Water retention can be quite annoying. Understanding its causes can help you take the appropriate measures to avoid it, or at least minimize the bloated feeling you mentioned. Apart from the monthly premenstrual syndrome, most often the cause of water retention is related to salty and processed foods which are high in sodium. Sometimes, the cause of retaining excess water is due to hormonal ups and downs, in which case you need to consult your doctor since exercising alone would not solve the problem.


However, exercising can certainly help you drain some of the retained fluid out of your body, and if you exercise regularly, you can keep the water retention level down to a minimum.
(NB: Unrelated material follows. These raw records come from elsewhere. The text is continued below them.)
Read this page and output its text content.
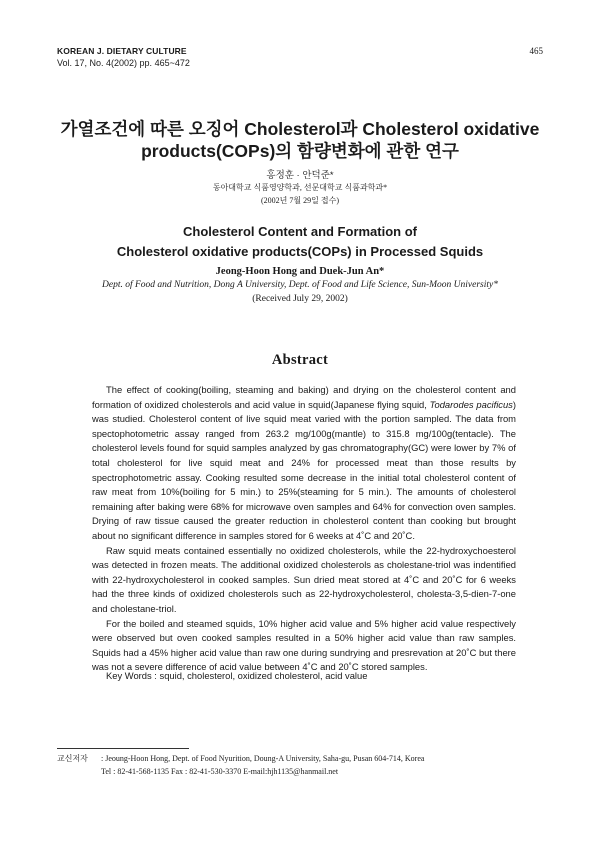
KOREAN J. DIETARY CULTURE
Vol. 17, No. 4(2002) pp. 465~472
465
가열조건에 따른 오징어 Cholesterol과 Cholesterol oxidative
products(COPs)의 함량변화에 관한 연구
홍정훈 · 안덕준*
동아대학교 식품영양학과, 선문대학교 식품과학과*
(2002년 7월 29일 접수)
Cholesterol Content and Formation of
Cholesterol oxidative products(COPs) in Processed Squids
Jeong-Hoon Hong and Duek-Jun An*
Dept. of Food and Nutrition, Dong A University, Dept. of Food and Life Science, Sun-Moon University*
(Received July 29, 2002)
Abstract

The effect of cooking(boiling, steaming and baking) and drying on the cholesterol content and formation of oxidized cholesterols and acid value in squid(Japanese flying squid, Todarodes pacificus) was studied. Cholesterol content of live squid meat varied with the portion sampled. The data from spectophotometric assay ranged from 263.2 mg/100g(mantle) to 315.8 mg/100g(tentacle). The cholesterol levels found for squid samples analyzed by gas chromatography(GC) were lower by 7% of total cholesterol for live squid meat and 24% for processed meat than those results by spectrophotometric assay. Cooking resulted some decrease in the initial total cholesterol content of raw meat from 10%(boiling for 5 min.) to 25%(steaming for 5 min.). The amounts of cholesterol remaining after baking were 68% for microwave oven samples and 64% for convection oven samples. Drying of raw tissue caused the greater reduction in cholesterol content than cooking but brought about no significant difference in samples stored for 6 weeks at 4˚C and 20˚C.

Raw squid meats contained essentially no oxidized cholesterols, while the 22-hydroxychoesterol was detected in frozen meats. The additional oxidized cholesterols as cholestane-triol was indentified with 22-hydroxycholesterol in cooked samples. Sun dried meat stored at 4˚C and 20˚C for 6 weeks had the three kinds of oxidized cholesterols such as 22-hydroxycholesterol, cholesta-3,5-dien-7-one and cholestane-triol.

For the boiled and steamed squids, 10% higher acid value and 5% higher acid value respectively were observed but oven cooked samples resulted in a 50% higher acid value than raw samples. Squids had a 45% higher acid value than raw one during sundrying and presrevation at 20˚C but there was not a severe difference of acid value between 4˚C and 20˚C stored samples.

Key Words : squid, cholesterol, oxidized cholesterol, acid value
교신저자 : Jeoung-Hoon Hong, Dept. of Food Nyurition, Doung-A University, Saha-gu, Pusan 604-714, Korea
Tel : 82-41-568-1135 Fax : 82-41-530-3370 E-mail:hjh1135@hanmail.net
You need to exercise on a regular basis, especially via cardiovascular training (running, cycling…), to flush out the water and salt through sweating, heightened respiration, and increased urine flow.


Exercising for 45 to 60 minutes three times a week can widen your blood vessels, increasing the amount of fluid that goes to your kidneys to be excreted, thus, allowing the body to get rid of the excess water more efficiently. Exercising the calves can also help. Contracting the calf muscles can constrict the veins and push the blood back to the heart and upper body, consequently promoting better blood circulation. Lying down with the feet raised up has similar effect; it enables the fluid collected in the legs to circulate throughout the body and head to the kidneys for excretion.
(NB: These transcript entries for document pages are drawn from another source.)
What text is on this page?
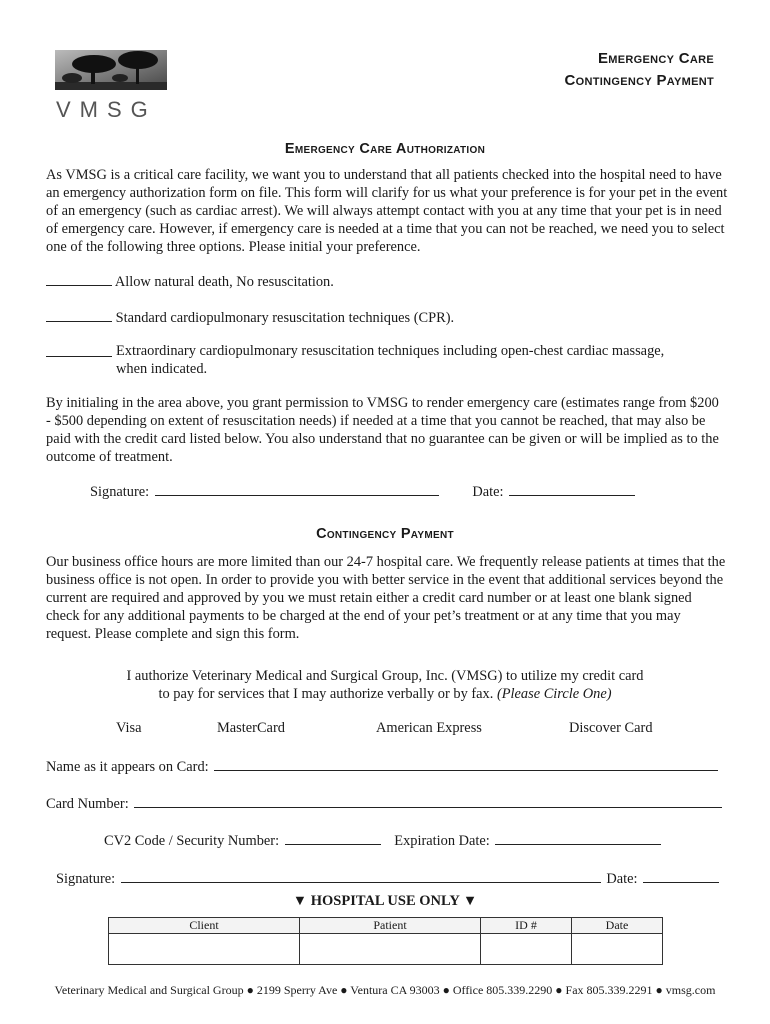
VMSG
Emergency Care
Contingency Payment
Emergency Care Authorization
As VMSG is a critical care facility, we want you to understand that all patients checked into the hospital need to have an emergency authorization form on file. This form will clarify for us what your preference is for your pet in the event of an emergency (such as cardiac arrest). We will always attempt contact with you at any time that your pet is in need of emergency care. However, if emergency care is needed at a time that you can not be reached, we need you to select one of the following three options. Please initial your preference.
Allow natural death, No resuscitation.
Standard cardiopulmonary resuscitation techniques (CPR).
Extraordinary cardiopulmonary resuscitation techniques including open-chest cardiac massage, when indicated.
By initialing in the area above, you grant permission to VMSG to render emergency care (estimates range from $200 - $500 depending on extent of resuscitation needs) if needed at a time that you cannot be reached, that may also be paid with the credit card listed below. You also understand that no guarantee can be given or will be implied as to the outcome of treatment.
Signature:	Date:
Contingency Payment
Our business office hours are more limited than our 24-7 hospital care. We frequently release patients at times that the business office is not open. In order to provide you with better service in the event that additional services beyond the current are required and approved by you we must retain either a credit card number or at least one blank signed check for any additional payments to be charged at the end of your pet’s treatment or at any time that you may request. Please complete and sign this form.
I authorize Veterinary Medical and Surgical Group, Inc. (VMSG) to utilize my credit card
to pay for services that I may authorize verbally or by fax. (Please Circle One)
Visa	MasterCard	American Express	Discover Card
Name as it appears on Card:
Card Number:
CV2 Code / Security Number:	Expiration Date:
Signature:	Date:
▼ HOSPITAL USE ONLY ▼
Client	Patient	ID #	Date

Veterinary Medical and Surgical Group ● 2199 Sperry Ave ● Ventura CA 93003 ● Office 805.339.2290 ● Fax 805.339.2291 ● vmsg.com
Another remedy for your water retention problem is to exercise in deep water. By so doing, the pressure of the water forces the excess water out of the tissues and into the bladder. Exercising in the water should be done with moderate intensity, and the water temperature should be somewhere between 27 and 32degrees.


Some diet tips to avoid water retention would include eating small meals, sipping on herbal tea, and increasing fluid intake. Some foods and liquids have slight diuretic effects and can be beneficial when used in moderation. For example, a little lemon juice in your water will cause more frequent urination and stop water retention; a glass of cranberry juice daily may minimize your water retention as well. If all of the above fail, and if you suffer more than just a little water retention, you should see a physician for a thorough checkup because your problem may be serious and could require medication or medical treatment.